National charity Lifeline Australia has confirmed it was the victim of a data breach after a threat actor posted alleged staff information on the dark web.

In a post to an underground hacking forum over the weekend, the threat actor claimed to have stolen more than 10,600 data records from Lifeline.

The hacker claimed that names, dates of birth, workplace email addresses, phone numbers and contact numbers for messaging platform WhatsApp were among the compromised details.

While Lifeline operates a free 24/7 crisis support service, the post appeared to relate primarily to staff and volunteer information rather than help seekers.

A spokesperson for the charity confirmed to Information Age that no data related to help seeker data, personal contact information or financial details had been accessed.

“The investigation into this incident is ongoing,” they said.

“However, an initial assessment has determined that some Lifeline staff and volunteer information was accessed by an unauthorised party.”

The spokesperson said Lifeline became aware of the dark web post on Sunday.

“We immediately engaged external cyber security experts, began investigating the claim, and took steps to identify and remediate any potential vulnerabilities in our systems,” they said.

“Out of an abundance of caution, Lifeline Australia has begun contacting people who may have been impacted where possible and we are raising awareness of potential scam activity with our staff and volunteer community.”

“We will continue to monitor the situation and work with external agencies, including our cyber security providers and law enforcement.”

Hacker lists worker and volunteer data

The forum post included excerpts from three records within the alleged 10,600-record dataset.

One appeared to identify a Lifeline community engagement liaison officer, another a program manager, and a third referenced a volunteer role.

Information Age was able to confirm two persons named in the hacker’s post had indeed worked at Lifeline.

The hacker did not claim to have obtained donor information, although one of the allegedly leaked fields related to automated billing.

The Lifeline spokesperson said the organisation had also found that some of the information contained in the dark web post appeared to have been “doctored to include falsified information”.

Other data allegedly exposed included department names, office locations and internal system metadata.

According to Lifeline’s website, the charity is supported by more than 10,000 volunteers.

At least 25 Australian entities targeted since February

The threat actor first emerged in February, when they claimed to be selling 10.2 million records allegedly stolen from dropshipping platform Spocket.

Threat intelligence platform Vecert has since linked the actor to around 40 targets, including at least 25 Australian organisations.

The remaining alleged victims were located in the US, New Zealand, the United Arab Emirates, Singapore, and several other countries.

In some cases, the hacker has used compromised systems to message victims and journalists directly as proof of their exploits.
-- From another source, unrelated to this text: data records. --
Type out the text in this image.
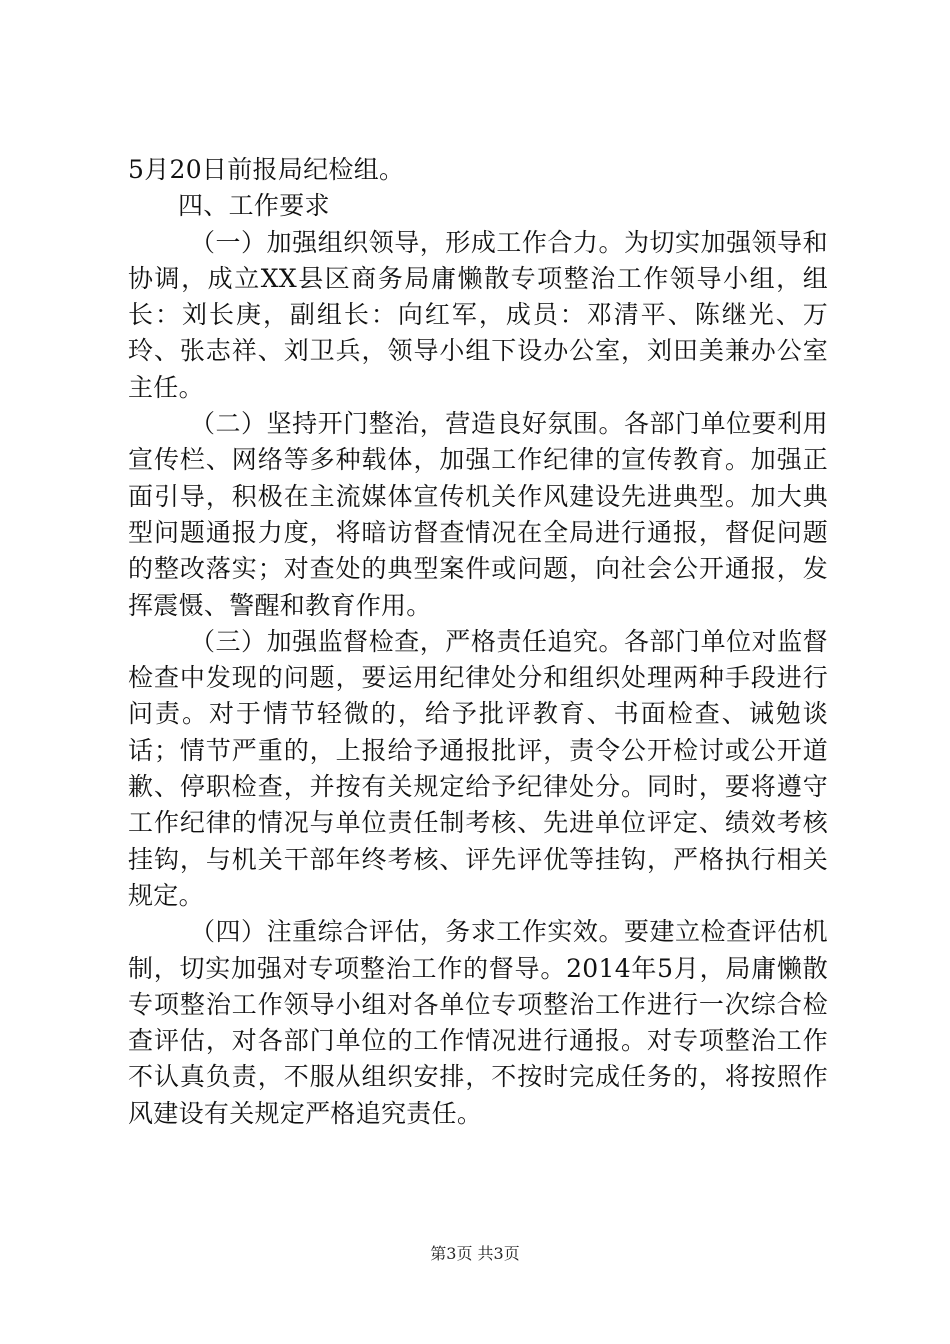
5月20日前报局纪检组。

四、工作要求

（一）加强组织领导，形成工作合力。为切实加强领导和协调，成立XX县区商务局庸懒散专项整治工作领导小组，组长：刘长庚，副组长：向红军，成员：邓清平、陈继光、万玲、张志祥、刘卫兵，领导小组下设办公室，刘田美兼办公室主任。

（二）坚持开门整治，营造良好氛围。各部门单位要利用宣传栏、网络等多种载体，加强工作纪律的宣传教育。加强正面引导，积极在主流媒体宣传机关作风建设先进典型。加大典型问题通报力度，将暗访督查情况在全局进行通报，督促问题的整改落实；对查处的典型案件或问题，向社会公开通报，发挥震慑、警醒和教育作用。

（三）加强监督检查，严格责任追究。各部门单位对监督检查中发现的问题，要运用纪律处分和组织处理两种手段进行问责。对于情节轻微的，给予批评教育、书面检查、诫勉谈话；情节严重的，上报给予通报批评，责令公开检讨或公开道歉、停职检查，并按有关规定给予纪律处分。同时，要将遵守工作纪律的情况与单位责任制考核、先进单位评定、绩效考核挂钩，与机关干部年终考核、评先评优等挂钩，严格执行相关规定。

（四）注重综合评估，务求工作实效。要建立检查评估机制，切实加强对专项整治工作的督导。2014年5月，局庸懒散专项整治工作领导小组对各单位专项整治工作进行一次综合检查评估，对各部门单位的工作情况进行通报。对专项整治工作不认真负责，不服从组织安排，不按时完成任务的，将按照作风建设有关规定严格追究责任。

第3页 共3页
After claiming to have stolen the data of more than 340,000 customers at Melbourne International Film Festival (MIFF), the hacker used the festival’s official communication channels to email victims a nonsensical message stating: “i feel like miley cyrus sometimes” [sic].

The threat actor’s alleged victims have included non-critical organisations – such as screen museum ACMI, lingerie retailer Debras, and luxury travel agency Firstclass – and government and healthcare entities such as Centrelink, Ochre Health, and Elina Medical Weight Loss Clinic.

Nalin Arachchilage, associate professor in cybersecurity at RMIT University, told Information Age the hacker’s attack pattern suggested a degree of “opportunism” rather than being motivated by a specific ideology.

“Traditionally, if a threat actor is politically motivated or focused on a specific cause, they tend to target a narrow set of organisations,” he said.

“In contrast, the reported victims linked to [the hacker] span entertainment, retail, healthcare, government-related entities, and charities.

“That diversity suggests the actor is looking for vulnerable targets wherever they can find them rather than pursuing a specific social or political agenda.”

Arachchilage also warned that information exposed in the Lifeline breach could be used in future scams.

“For people who have relied on Lifeline during difficult moments, the good news is there's currently no indication that crisis-support conversations have been exposed,” he said.

“Right now, I think the biggest risk may not be what criminals can read in the data, but what they can do with it.

“Even basic personal information can become ammunition for scams.”